Western blot: Constant current or constant voltage; which is best?

Posted by Protein Man on Jan 20, 2017 12:27:53 PM

BT404-Power_Supply-1.jpgThe choice of constant current or constant voltage will depend on several different factors that must be taken into consideration for each Western transfer test. The level of heat, duration of the test, type of proteins, the size of the transfer, and the rate of transfer will all be affected by power, voltage, and current being used to drive the test. Each factor will play a role in how well the proteins transfer and the ultimate accuracy of the test.

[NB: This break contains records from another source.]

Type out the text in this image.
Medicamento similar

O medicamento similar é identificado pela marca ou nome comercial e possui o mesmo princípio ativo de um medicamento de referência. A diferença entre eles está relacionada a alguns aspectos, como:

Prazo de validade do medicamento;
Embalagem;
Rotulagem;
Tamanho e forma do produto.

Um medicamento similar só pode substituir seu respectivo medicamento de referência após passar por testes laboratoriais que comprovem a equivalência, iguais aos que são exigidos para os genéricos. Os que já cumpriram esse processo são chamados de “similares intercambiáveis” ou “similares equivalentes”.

While some people prefer the use of constant voltage, others will choose constant current. Both have advantages and disadvantages, but the choice should be based on which one best suits the test and the desired final results. 

Constant Voltage

One of the main benefits of using constant voltage is that the field strength of the test does not change. Although the temperature during the test may rise, maintaining sufficient drive during the run will offer the most efficiency. Using the cooling systems associated with most tanks can help dissipate the heat and maintain a constant temperature throughout the test. When constant voltage is used, the current will continue to increase as the resistance begins to decrease. The decrease in resistance is due to the heat that is produced during the transfer. When a semi-dry system is being used, the depletion of the buffer will cause the current to drop. Using constant voltage allows proteins to separate according to their level of mobility, while with constant current, all proteins transfer equally.

Constant Current

Using constant current increased the length of time it takes to complete the test. In some cases, this can mean several hours or overnight. When constant current is used the resistance continues to decrease. This, in turn, results in a decrease in the amount of voltage and power that is required to perform the test over time. The amount of heat that is produced is kept to a minimum and will not have a direct impact on the results of the transfer. The apparatus being used and the types of proteins being transferred will determine the amount of current that is used and the length of time it takes to perform the transfer.

Constant Power

Constant power can be used in place of constant current if the regulation and the disbursement of heat becomes an issue. When constant power is used, the change in resistance will work to increase the amount of current that drives the test. It is important to remember that the amount of heat produced during a transfer will be directly related to the amount of power that is dissipated throughout the test. When constant power is used, the amount of heat generated will remain the same, unlike when constant voltage is used and the heat steadily increases.

Power, current, and voltage result in different rates of transfer based on the size and type of buffers used within the testing protocols. The choice between the three will be determined by the protocols of each test and the desired or expected results. It is important to determine at what levels each of the three should be used during a test. In most cases, it is advisable to perform a test run to determine if the resulting transfer will provide beneficial and accurate results. If the bands appear to be weak of if the proteins are not transferring as well as desired, the current or voltage may need to be adjusted. It may take several dry runs before the exact settings can be determined and the final test can be performed.